When the top of the page is filled to satisfaction, hit the blue Lauch button at the bottom… this will bring you to the My Interactive Sessions tab. Hit Connect to Jupyter: this directs you to a launcher page where you can start up a Python 3 Jupyter Notebook (most typically, this is why you are using svante-ood!), a Python 3 console window, or any of the other options at the bottom. The directory path in the left column is pointing at your /home space (similar to the Files tab).

If you have a library of Python routines you want to be accessible to your Python session, there is an easy way to do this: in your .bashrc file, include a line:

export PYTHONPATH=/home/«username»/«python code library directory»

Note this line should be included in a bash startup file, even if your user login default is C shell.

R Server Environment:

Documentation forthcoming

Fileserver Interactive Apps:

Fileserver tab

Why run a svante-ood session on a file server? One major advantages: no wall time limit. And, file server usage is not monitored by the scheduler, so file server nodes are always available for use, even if other tasks are running concurrently. Moreover, if you are doing analysis involving heavy file input/output, your script will likely run much faster if the data are accessed locally, in other words running Python on the file server where the data are located (see Section 6.1.2). Typically, file servers are shared among research groups, so if you do monopolize a file server’s resources such as cores or RAM, your colleague in the office next door will be the one most likely to complain. That being said, when running a file server svante-ood session, there is a greater onus that you compute responsibily and/or check with your group members before fully taxing one of the servers. See Table 2.1 for a list of file servers and their resource specifications. Note also there is no restriction in using specific file servers even if you lack storage space there, but if you do plan to use significant resources, best to check with jp-admin@techsquare.com beforehand.

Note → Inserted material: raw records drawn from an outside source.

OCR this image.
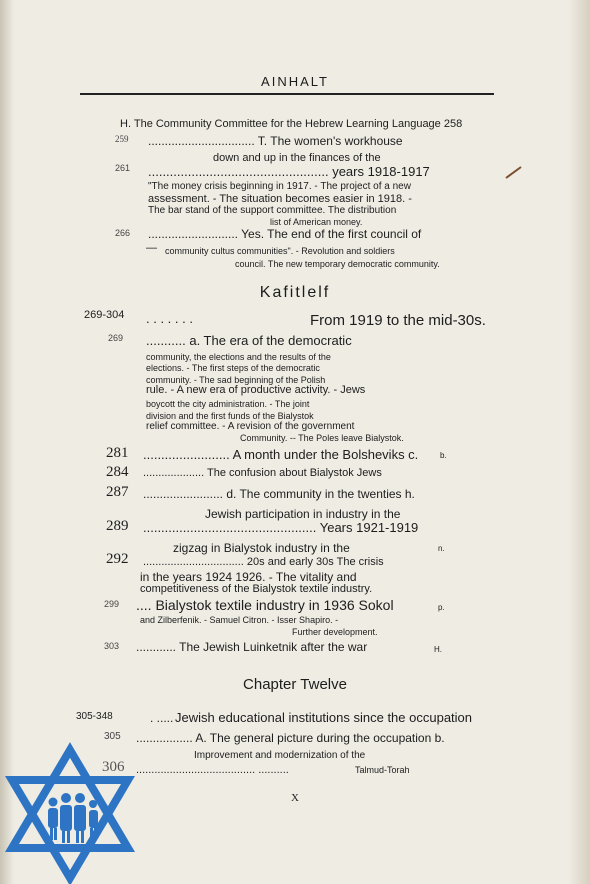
AINHALT
H. The Community Committee for the Hebrew Learning Language 258
259 ................................ T. The women's workhouse
down and up in the finances of the
261 .................................................. years 1918-1917
"The money crisis beginning in 1917. - The project of a new
assessment. - The situation becomes easier in 1918. -
The bar stand of the support committee. The distribution
list of American money.
266 ........................... Yes. The end of the first council of
— community cultus communities". - Revolution and soldiers
council. The new temporary democratic community.
Kafitlelf
269-304 . . . . . . .	From 1919 to the mid-30s.
269 ........... a. The era of the democratic
community, the elections and the results of the
elections. - The first steps of the democratic
community. - The sad beginning of the Polish
rule. - A new era of productive activity. - Jews
boycott the city administration. - The joint
division and the first funds of the Bialystok
relief committee. - A revision of the government
Community. -- The Poles leave Bialystok.
281 ........................ A month under the Bolsheviks c.	b.
284 .................... The confusion about Bialystok Jews
287 ........................ d. The community in the twenties h.
Jewish participation in industry in the
289 ................................................ Years 1921-1919
zigzag in Bialystok industry in the	n.
292 ................................. 20s and early 30s The crisis
in the years 1924 1926. - The vitality and
competitiveness of the Bialystok textile industry.
299 .... Bialystok textile industry in 1936 Sokol	p.
and Zilberfenik. - Samuel Citron. - Isser Shapiro. -
Further development.
303 ............ The Jewish Luinketnik after the war	H.
Chapter Twelve
305-348	. ..... Jewish educational institutions since the occupation
305 ................. A. The general picture during the occupation b.
Improvement and modernization of the
306 ....................................... ..........	Talmud-Torah
X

After selecting the fileserver tab, the top box contains a list of file servers that permit svante-ood sessions; select one. The remaining options (checkboxes) on this tab are identical to those on the Compute Node Interactive Apps tab, specifically allowing custom Anaconda environments, custom Anaconda installs, Anaconda module selection, , and the option to load your previous notebook session. The blue Launch button will start up the session and pull up the My Interactive Sessions tab. As above, bring up the Notebook splash screen by hitting the Connect to Jupyter button.

My Interactive Sessions:

As noted above, this tab is automatically pulled up when you hit Connect to Jupyter or can be selected from the general svante-ood menu. All running svante-ood sessions for a user are listed, with option to delete any session. By clicking the Session ID link, a list of session-related files is pulled up; for debugging purposes, view these files to search for additional information on problems that might have occurred.

Log Out:

To completely log out of svante-ood, note that clicking the Log Out tab is insufficient; you must also completely quit the browser.